In The Wall Street Journal, of all places,
Thomas Frank reflects on how the Ridiculous Right has turned the concepts of freedom and tyranny on their heads. It's a crazy-making world to live in, especially for those who engage in independent thought and logical deduction, but at least we have Frank, among a few others, to remind us we aren't mad. He sums it all up nicely:
"Today, of course, we know that the right's tyranny-fears were nonsense. Most of Roosevelt's innovations have been the law of the land for 70 years now, and yet we are still a free society free enough, that is, to allow tens of thousands of protesters to gather on the National Mall and to broadcast their slogans and speeches to the world via C-SPAN.

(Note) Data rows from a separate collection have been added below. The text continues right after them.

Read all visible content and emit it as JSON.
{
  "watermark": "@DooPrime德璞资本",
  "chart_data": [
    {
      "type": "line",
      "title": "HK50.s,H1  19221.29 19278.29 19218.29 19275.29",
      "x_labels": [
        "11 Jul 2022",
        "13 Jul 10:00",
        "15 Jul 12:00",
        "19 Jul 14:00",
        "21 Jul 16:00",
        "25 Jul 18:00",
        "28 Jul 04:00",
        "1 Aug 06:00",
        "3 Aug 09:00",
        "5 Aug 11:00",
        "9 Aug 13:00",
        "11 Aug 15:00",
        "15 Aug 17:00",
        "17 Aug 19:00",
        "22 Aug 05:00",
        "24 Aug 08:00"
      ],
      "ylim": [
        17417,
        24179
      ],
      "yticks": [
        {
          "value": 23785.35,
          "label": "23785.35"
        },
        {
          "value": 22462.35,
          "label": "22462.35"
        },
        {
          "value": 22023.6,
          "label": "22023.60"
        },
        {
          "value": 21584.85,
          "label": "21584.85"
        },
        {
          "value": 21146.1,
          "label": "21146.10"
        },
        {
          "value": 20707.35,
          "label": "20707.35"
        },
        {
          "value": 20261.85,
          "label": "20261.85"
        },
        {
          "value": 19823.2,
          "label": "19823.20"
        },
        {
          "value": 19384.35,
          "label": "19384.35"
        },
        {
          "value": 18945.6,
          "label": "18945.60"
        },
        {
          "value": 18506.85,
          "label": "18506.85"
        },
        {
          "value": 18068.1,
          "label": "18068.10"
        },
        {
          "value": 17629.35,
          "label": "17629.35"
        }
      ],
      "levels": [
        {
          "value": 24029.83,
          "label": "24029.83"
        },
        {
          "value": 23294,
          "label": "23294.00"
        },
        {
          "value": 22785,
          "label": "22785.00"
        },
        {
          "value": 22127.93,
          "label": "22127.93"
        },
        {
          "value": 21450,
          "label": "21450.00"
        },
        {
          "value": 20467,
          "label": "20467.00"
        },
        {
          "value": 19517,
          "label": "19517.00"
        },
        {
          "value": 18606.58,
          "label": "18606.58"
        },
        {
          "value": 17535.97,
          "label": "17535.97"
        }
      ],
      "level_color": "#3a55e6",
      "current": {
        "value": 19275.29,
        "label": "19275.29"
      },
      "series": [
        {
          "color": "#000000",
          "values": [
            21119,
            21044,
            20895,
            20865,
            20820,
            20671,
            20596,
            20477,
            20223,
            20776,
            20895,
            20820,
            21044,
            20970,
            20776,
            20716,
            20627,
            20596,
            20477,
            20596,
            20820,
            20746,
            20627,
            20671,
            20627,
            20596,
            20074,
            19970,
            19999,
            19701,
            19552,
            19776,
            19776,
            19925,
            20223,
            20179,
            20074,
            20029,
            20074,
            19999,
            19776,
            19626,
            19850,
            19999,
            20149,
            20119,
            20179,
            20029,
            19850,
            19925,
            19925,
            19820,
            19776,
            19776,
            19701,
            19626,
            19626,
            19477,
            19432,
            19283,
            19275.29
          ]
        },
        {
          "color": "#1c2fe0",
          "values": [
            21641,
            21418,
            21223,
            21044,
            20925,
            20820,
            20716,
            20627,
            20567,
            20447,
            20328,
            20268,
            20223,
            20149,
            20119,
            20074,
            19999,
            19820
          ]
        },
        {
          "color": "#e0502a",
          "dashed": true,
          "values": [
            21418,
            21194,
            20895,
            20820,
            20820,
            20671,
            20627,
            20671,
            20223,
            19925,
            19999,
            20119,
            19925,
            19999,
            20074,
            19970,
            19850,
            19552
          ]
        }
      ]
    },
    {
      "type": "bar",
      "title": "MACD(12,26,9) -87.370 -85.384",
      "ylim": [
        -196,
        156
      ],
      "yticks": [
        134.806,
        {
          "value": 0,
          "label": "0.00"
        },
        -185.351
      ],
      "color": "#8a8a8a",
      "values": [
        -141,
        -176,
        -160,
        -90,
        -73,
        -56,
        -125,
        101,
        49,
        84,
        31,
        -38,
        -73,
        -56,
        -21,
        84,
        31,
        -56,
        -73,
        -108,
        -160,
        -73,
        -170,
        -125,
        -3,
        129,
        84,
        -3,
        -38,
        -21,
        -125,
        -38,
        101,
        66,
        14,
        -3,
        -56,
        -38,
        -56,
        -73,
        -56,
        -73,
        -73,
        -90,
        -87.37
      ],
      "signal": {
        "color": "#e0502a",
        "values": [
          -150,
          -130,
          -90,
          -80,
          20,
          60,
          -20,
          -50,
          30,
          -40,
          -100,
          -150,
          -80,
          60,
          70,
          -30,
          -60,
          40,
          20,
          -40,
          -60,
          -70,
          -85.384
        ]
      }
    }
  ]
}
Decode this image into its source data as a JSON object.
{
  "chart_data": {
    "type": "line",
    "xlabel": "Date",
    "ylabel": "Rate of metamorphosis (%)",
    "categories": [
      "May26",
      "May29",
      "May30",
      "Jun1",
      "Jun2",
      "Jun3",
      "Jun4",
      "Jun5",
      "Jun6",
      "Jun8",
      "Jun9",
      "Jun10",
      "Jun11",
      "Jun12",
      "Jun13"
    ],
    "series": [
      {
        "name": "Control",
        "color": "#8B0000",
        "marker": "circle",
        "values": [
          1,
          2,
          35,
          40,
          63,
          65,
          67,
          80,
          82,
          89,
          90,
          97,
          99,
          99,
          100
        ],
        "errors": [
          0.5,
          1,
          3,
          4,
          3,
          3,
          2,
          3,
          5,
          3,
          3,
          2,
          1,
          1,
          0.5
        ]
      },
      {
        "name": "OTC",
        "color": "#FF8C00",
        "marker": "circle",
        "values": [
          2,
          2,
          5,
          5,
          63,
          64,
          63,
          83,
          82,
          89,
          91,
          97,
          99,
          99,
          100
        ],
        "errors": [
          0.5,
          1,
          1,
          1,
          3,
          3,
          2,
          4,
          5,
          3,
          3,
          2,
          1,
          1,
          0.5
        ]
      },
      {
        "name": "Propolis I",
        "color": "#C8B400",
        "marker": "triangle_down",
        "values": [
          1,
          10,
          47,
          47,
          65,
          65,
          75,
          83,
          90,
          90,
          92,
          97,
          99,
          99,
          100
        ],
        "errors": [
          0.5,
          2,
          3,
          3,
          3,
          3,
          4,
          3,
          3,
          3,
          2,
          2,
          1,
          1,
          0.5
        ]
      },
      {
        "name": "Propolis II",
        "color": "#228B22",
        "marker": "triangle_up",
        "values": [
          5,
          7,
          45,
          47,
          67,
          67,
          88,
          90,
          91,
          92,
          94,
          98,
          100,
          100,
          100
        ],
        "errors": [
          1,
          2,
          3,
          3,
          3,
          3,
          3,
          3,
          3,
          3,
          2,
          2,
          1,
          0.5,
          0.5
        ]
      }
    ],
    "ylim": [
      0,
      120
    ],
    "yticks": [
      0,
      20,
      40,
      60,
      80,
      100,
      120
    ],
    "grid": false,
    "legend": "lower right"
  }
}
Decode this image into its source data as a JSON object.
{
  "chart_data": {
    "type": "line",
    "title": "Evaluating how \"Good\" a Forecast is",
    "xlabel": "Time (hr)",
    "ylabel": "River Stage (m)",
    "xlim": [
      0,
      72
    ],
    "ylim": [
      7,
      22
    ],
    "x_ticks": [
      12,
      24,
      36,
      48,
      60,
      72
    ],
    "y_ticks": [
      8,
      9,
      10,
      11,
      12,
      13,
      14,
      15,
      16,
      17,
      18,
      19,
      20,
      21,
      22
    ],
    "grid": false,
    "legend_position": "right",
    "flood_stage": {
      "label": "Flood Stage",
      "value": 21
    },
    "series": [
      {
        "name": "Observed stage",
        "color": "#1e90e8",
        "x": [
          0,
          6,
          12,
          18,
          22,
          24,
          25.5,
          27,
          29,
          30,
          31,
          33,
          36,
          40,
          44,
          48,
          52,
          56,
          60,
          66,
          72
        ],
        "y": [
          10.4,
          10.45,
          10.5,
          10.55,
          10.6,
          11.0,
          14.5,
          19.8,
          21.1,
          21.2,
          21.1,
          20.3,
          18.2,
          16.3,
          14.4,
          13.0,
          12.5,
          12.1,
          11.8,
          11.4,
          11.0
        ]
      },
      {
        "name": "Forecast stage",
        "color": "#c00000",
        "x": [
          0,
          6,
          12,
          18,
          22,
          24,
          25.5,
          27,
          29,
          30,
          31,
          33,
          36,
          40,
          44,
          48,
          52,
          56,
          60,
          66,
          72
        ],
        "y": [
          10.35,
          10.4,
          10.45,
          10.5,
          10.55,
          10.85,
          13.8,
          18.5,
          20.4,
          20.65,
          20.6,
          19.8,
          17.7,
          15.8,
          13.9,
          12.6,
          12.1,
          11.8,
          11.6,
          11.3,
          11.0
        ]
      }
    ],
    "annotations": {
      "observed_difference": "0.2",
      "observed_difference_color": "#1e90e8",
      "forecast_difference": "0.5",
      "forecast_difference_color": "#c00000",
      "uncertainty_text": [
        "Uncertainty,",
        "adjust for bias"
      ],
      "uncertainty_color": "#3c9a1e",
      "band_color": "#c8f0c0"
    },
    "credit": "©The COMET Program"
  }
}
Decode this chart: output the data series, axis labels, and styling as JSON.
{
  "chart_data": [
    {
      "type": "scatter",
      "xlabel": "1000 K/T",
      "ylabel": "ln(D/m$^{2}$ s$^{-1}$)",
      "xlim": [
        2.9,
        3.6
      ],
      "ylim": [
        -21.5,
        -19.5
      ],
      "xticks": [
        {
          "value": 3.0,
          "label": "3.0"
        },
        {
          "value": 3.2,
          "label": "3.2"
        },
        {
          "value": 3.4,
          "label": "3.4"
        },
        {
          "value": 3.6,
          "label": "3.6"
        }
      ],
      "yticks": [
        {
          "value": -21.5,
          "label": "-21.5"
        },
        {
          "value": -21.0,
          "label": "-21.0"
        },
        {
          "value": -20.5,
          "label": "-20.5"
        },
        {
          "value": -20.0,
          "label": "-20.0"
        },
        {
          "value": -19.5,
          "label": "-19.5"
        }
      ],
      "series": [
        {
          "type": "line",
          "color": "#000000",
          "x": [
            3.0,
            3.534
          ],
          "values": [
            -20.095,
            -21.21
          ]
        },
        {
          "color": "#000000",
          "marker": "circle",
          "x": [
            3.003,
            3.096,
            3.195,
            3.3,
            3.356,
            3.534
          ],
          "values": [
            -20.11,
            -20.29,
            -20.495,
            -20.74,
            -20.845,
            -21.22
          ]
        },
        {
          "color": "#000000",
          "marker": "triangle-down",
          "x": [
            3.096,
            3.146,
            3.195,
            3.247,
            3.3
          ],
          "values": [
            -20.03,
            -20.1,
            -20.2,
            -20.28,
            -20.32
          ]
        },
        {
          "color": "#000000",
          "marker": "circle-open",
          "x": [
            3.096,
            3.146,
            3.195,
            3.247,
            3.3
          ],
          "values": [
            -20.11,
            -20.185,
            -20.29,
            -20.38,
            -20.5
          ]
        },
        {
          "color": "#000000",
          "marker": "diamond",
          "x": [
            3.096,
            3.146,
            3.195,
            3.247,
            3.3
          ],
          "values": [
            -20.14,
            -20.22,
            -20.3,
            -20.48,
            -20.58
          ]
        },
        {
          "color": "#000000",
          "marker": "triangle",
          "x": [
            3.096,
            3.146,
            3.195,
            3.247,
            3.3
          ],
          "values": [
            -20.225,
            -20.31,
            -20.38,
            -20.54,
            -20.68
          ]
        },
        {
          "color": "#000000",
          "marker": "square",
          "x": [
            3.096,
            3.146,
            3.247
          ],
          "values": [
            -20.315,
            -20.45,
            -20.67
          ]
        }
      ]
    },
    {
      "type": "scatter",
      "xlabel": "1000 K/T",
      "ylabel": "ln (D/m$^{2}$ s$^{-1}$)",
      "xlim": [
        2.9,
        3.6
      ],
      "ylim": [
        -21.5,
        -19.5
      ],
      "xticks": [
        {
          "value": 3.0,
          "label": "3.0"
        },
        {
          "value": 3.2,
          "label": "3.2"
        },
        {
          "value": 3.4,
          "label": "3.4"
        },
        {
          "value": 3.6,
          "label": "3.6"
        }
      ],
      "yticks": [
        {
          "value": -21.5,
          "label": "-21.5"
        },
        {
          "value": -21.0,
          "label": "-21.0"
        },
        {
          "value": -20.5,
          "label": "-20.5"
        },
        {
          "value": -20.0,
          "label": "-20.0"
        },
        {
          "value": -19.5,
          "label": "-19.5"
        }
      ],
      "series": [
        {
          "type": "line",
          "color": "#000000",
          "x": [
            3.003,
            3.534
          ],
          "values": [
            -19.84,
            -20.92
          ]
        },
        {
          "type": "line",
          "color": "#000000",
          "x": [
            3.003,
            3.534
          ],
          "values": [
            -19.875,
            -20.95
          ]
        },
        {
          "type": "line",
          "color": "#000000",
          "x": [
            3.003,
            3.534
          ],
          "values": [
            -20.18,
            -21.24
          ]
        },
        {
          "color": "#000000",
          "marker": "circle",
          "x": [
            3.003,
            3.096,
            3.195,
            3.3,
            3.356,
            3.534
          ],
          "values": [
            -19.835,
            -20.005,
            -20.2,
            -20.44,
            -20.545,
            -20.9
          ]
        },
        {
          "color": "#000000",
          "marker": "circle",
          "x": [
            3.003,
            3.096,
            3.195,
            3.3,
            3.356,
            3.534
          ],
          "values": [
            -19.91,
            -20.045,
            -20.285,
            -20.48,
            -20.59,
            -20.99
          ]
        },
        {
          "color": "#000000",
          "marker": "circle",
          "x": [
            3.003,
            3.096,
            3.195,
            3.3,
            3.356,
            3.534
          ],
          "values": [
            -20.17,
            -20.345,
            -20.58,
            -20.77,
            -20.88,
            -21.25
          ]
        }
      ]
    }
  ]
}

Even such pits of statism as Britain and Canada remain free societies, generally speaking, despite having gone skipping blithely down the universal-health-care road to serfdom decades ago.
For the sort of people who gathered on the Mall last weekend, however, I doubt that such observations would matter in the least. Their conception of freedom soars on by a force all its own, carried aloft on the wings of pure abstract reasoning: Government intervention equals tyranny. Liberalism is forever a form of despotism-in-waiting.
The reality of misgovernment, meanwhile, is not something you can grasp simply by donning a tricorn hat and musing on the majesty of Lady Liberty. It requires, among other things, close attention to the following irony: That many of the most destructive and even corrupt policies of the past few decades were engineered by exactly the sort of people who claim to be motivated by freedom and liberty. Our friends on the Mall no doubt imagine themselves as guiltless accusers, but if they really want to understand how our country got to this sorry state, they need to take a long hard look in the mirror."
I think I'll pull out my old Ouija board and see what Orwell is thinking.